This just in…according to data from The Creative Group, advertising and marketing executives receive an average of 23 resumes for every position they need to fill. As for interviewing itself, they meet six job seekers before extending an offer.
We’re actually surprised the number of resumes isn’t a lot higher! Whether it’s 223 or 23, there are several ways to stand out from the pack during your job search.
1. Study, study, study. Per the press release, you should do your due diligence. Check out the company’s website, social media presence as well as relevant headlines in the news. Feel free to ask people in your network as well, in particular people who have previously worked for the company. You’ll show your knowledge about the company to better communicate how you can add tremendous value to the company.

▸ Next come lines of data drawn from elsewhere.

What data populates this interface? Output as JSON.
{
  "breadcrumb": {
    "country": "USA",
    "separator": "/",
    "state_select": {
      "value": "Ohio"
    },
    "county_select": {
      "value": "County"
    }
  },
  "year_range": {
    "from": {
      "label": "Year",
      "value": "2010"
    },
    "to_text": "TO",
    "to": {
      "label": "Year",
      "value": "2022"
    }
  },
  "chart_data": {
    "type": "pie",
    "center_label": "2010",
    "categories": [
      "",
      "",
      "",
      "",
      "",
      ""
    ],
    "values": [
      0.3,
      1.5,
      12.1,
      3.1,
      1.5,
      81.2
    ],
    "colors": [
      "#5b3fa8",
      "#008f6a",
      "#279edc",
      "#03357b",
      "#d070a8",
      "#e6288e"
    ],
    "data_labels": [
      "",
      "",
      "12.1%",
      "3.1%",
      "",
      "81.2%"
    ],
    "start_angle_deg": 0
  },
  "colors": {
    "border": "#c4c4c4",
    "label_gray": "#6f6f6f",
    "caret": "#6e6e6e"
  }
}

2. Avoid resume blunders. Make sure your resume is spot on to the position you’re pursuing. If you’re pursuing an advertising or marketing role, in particular, tailor your application to meet their qualifications based on highlighting the most relevant parts of your portfolio.
3. Be yourself! One of the best ways to stand out is to be yourself. Shine, baby shine! Hiring managers want to assess who you are to determine if you’re a good fit for the team. Answer questions honestly and sincerely. If you can’t think of an example for a behavioral-based question (“Tell me a time when you worked with a difficult colleague…), don’t fudge it. You’ll make a stronger impression by being honest than stating a cookie cutter response.
4. Follow up tactfully. Definitely send a thank-you note but also express your interest in the position and succinctly highlight your stellar credentials. The press release points out, “It’s a seemingly obvious but often-overlooked step.” So true! Many candidates fail to show their enthusiasm for the role. They assume recruiters and hiring managers already know that based on the mere fact they’re interviewing. Not true! Show fire in your belly, that sparkle in your eyes. And reinforce it with the thank-you email.